Amrita Sher-Gil husband painting shows her Hungarian husband – who was also her cousin – in uniform and was painted in 1939
MUMBAI: Renowned Indian painter Amrita Sher-Gil’s painting of her Hungarian husband Victor Egan has been sold for a whopping Rs 10.86 crore (about 110 million rupees) at an online auction by Indian art house AstaGuru.
Famous Indian art collector Manoj Israni snapped up the portrait.
Victor Egan was a Hungarian-born doctor who was also Amrita’s cousin.
The portrait shows him in his uniform and this painting was Amrita’ parting gift to his family when the couple decided to move to India from Hungary in 1939
AstaGuru said there was impressive bidding for the Amrita Sher-Gil husband painting at its ‘Modern Indian Art’ online sale.
“They (Amrita and her husband) shared a spiritual bond, which inspired her to capture his presence in glory,” AstaGuru said.
“The rare artwork without a doubt showcases her proficiency as a portraiture artist, and elucidates Amrita Sher-Gil’s academic training,” the auction house said.
Known for her insatiable sexual appetite, Amrita Sher-Gil was born in Budapest in Hungary in January 1913. Her mother was Jewish opera singer Marie Antoniette Gottesmann and her father was Sikh aristocrat Umrao Singh Sher-Gil who was known for his scholarly interest in Sanskrit and astronomy. The two had met in Lahore in 1912.
Amrita died in Lahore in December 1941 at the young age of 28.
Referred to as ‘the Indian Frida Kahlo’ — after the famous Mexican painter known for her self-portraits — Amrita had hordes of suitors in Lahore. But she married her first cousin Dr Victor Egan who had moved from Budapest to Lahore in 1939.

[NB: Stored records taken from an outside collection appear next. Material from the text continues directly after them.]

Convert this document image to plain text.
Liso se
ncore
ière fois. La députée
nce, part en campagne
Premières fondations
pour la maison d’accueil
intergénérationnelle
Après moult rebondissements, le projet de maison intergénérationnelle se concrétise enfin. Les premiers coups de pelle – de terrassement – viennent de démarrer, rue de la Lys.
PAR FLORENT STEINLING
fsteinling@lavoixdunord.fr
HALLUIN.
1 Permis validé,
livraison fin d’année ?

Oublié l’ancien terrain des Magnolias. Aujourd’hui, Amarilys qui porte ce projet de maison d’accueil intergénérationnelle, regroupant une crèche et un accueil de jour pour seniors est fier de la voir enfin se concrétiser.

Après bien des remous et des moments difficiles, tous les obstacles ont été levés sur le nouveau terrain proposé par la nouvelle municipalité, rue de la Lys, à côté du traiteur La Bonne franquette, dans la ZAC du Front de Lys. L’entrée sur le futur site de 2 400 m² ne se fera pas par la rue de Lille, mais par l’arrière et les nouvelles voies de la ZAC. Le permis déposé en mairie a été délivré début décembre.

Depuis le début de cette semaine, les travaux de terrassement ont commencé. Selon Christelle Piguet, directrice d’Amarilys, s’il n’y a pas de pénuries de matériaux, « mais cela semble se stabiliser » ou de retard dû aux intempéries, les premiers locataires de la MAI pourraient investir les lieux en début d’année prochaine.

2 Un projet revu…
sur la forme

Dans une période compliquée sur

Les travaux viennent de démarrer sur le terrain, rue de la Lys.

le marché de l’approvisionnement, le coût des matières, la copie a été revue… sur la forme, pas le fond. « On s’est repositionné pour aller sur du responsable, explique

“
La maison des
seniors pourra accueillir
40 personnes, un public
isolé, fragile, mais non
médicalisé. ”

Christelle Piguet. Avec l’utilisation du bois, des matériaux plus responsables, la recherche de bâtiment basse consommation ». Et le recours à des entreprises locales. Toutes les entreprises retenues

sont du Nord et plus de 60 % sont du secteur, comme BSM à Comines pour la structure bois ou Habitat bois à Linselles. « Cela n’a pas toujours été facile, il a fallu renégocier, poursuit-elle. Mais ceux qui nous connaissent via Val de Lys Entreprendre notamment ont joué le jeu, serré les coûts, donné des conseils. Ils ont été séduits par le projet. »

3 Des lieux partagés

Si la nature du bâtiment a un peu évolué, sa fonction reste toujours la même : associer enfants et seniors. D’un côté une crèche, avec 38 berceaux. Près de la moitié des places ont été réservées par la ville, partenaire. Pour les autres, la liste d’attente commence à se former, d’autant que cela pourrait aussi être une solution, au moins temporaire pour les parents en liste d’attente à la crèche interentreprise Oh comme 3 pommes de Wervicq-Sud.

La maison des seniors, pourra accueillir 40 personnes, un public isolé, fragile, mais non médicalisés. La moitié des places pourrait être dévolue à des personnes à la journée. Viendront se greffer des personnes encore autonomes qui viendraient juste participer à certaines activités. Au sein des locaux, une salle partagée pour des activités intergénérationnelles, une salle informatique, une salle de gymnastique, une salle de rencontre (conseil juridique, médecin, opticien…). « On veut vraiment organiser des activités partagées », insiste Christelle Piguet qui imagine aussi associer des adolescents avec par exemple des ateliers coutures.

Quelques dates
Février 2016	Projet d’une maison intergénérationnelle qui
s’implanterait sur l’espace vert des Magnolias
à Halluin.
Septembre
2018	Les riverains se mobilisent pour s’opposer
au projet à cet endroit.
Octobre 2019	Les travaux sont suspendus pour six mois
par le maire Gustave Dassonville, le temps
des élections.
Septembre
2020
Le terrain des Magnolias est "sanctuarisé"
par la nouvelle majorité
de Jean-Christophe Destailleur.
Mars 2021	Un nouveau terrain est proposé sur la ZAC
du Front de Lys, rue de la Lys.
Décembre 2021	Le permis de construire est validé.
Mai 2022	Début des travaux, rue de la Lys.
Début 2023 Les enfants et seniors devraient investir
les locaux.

According to legendary Indian writer Khushwant Singh, who knew Amrita from Lahore, “She had countless lovers (in Lahore): her ravenous appetite for sex was legendary. She did not waste time in preliminaries. If her lover took too long to make the first move, she simply stripped and lay down on the carpet, naked. Badruddin Tyabjee gave a vivid description of his encounter with her one winter’s night in Simla.’’
Khushwant wrote in 2006 that sex was all that mattered to Amrita. In fact, “Amrita had threatened to seduce me just to teach my wife a lesson, but she couldn’t carry out this threat because she died a few months later,” wrote Khushwant Singh in his 2006 article in Outlook magazine.
Khushwant wrote that Amrita had reportedly married her first cousin Dr Victor Egan on the condition that she “would be free to have affairs with other men.”